Solamente quando, già in pigiama, alzano la testa annoiate dal divano e ti dicono “Ah sei arrivato?” comprendi che
il viaggio è terminato; anzi no, che è appena iniziato.
Ultra
Trail del Lago d’Orta, Omegna, VB. 58 km, anche se alla fine erano 60 (comunque
ce n’era per tutti: 34, 82 e 120 KM). Quando arrivi a Omegna, sai già che nelle
prossime ore il mondo ti apparirà molto inclinato. Così è stato anche oggi.
Soprattutto nella prima parte di questa UTLO 58. Si parte e si sale subito per
una Via Crucis che va su dritto per dritto a Quarna. Sul ciottolato rallentamenti,
soste e riprese di un’umanità variegata (ma quanti eravamo?). Allegra e
godereccia all'inizio, poi via via più silenziosa sino al pellegrinaggio finale.
Si scollina a Quarna di Sopra, poi c’è quella di Sotto e si attacca il monte
Mazzoccone. Solita crisi da prima salita. Mi fermo a rifiatare sul sentiero
monopersona, perché da dietro il gruppone ansima e mi distrae. La seconda
salita, quella al monte Croce, risulta più lunga, ma meno tosta. Approccio l’inclinazione
con maggiore calma e minori battiti. Molto meglio. Primi 20 km e il dislivello segna
già 2000. Dal monte Novesso al traguardo (e abbiamo appena traguardato il 24esimo)
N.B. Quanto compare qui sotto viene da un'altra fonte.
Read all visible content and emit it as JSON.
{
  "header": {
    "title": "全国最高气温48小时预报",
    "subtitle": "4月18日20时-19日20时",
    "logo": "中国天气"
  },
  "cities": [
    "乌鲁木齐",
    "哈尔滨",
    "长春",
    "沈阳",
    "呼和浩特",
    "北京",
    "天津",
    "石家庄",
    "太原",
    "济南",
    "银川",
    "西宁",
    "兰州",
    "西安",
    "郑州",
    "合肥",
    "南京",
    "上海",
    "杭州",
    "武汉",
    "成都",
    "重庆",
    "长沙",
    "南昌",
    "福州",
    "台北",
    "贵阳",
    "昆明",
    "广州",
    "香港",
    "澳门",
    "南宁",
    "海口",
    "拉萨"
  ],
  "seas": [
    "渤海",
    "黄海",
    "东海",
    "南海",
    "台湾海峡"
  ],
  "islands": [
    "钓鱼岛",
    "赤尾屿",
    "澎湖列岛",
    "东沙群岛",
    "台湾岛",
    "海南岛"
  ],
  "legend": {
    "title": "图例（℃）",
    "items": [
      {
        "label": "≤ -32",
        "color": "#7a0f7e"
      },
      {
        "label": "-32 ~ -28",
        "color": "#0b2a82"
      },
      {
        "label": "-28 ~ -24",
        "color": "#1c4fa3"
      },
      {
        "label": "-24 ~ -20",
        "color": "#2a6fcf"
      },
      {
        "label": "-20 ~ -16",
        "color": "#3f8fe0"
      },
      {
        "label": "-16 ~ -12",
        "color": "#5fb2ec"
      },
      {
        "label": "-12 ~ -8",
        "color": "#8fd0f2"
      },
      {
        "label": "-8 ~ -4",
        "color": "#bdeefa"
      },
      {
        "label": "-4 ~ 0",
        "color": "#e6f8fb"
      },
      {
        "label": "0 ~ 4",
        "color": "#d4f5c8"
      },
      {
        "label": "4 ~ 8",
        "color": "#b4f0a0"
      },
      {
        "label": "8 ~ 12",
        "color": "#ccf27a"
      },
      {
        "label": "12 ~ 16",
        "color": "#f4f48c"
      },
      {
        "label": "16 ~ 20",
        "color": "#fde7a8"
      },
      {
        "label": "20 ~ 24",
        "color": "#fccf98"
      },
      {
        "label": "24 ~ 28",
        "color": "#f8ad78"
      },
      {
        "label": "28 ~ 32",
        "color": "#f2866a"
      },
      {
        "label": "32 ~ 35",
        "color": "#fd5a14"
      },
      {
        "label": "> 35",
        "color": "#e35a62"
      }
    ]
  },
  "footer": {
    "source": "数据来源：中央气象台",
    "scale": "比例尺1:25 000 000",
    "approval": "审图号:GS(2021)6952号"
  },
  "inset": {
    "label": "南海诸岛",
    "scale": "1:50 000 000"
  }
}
ci sarebbe da menare le gambe, se uno ci fosse portato. Il tenutario del
presente blog fa comunque l’impresa (personale) di correre quando c’è discesa e
di non farsi sopraffare dalla fatica sul piano.
Prima
di Arola (si accettano scommesse sull’accento) faccio la conoscenza con il
simpatico scozzese trapiantato a New York. Non ha mai corso una ultra, ha fatto
solo una maratona in allenamento, ansima, ma non si dispera. L’obiettivo è di
rientrare alla base in meno di 11ore30minuti (si sa che ognuno si pone obiettivi tutti
suoi). Usciamo insieme dalla base vita e lasciamo insieme pure l’ultimo ristoro
di Grassona. Nella ventina di km che stanno in mezzo ai due paesi di lui avevo
perso le tracce. Ero più propenso a seguire quelle di una biondina mica male,
che mi ha reso quasi piacevole il tratto Pella – Grassona, dove mi sono
esibito, con successo, in un mantra silenzioso “cerca di correre, cerca di
correre”. Gli ultimi dodici km li faccio alla luce della frontale, immerso
nella mia solitudine (e in quella dell’amico scozzese che ansima, ma non si
dispera), attento a non perdere la via dettata da quelle minuscole lucciole
catarifrangenti. Ancora un po’ di salita, tanto piano e un’ultima discesa per
arrivare sul lungolago, dove mi esibisco in sorpassi politicamente non corretti
per un vero trailer. Per la cronaca ho lasciato dietro anche lo scozzese, unicamente per
una questione di secondi e di età.
A
livello prestativo non si discute il miglioramento rispetto alle ultime uscite.
Farsi un’idea del proprio ritmo e coltivare una certa sensibilità nel
perseguirlo, anche in allenamento, può portare a risultati insperati. Per quanto
riguarda la gara si può dire solo bene di un trail dove, nonostante i ristori
alquanto distanziati, ti coccolano con polenta, uva, minestrina calda e uova
sode (?). E gran bene si deve dire, soprattutto, dei tanti volontari che sono
state la costante su tutto il percorso. Vogliamo trovare una pecca: al
traguardo occorreva pagare per una birra. L’avessi saputo mi sarei portato
appresso la Menabrea presente nel pacco gara.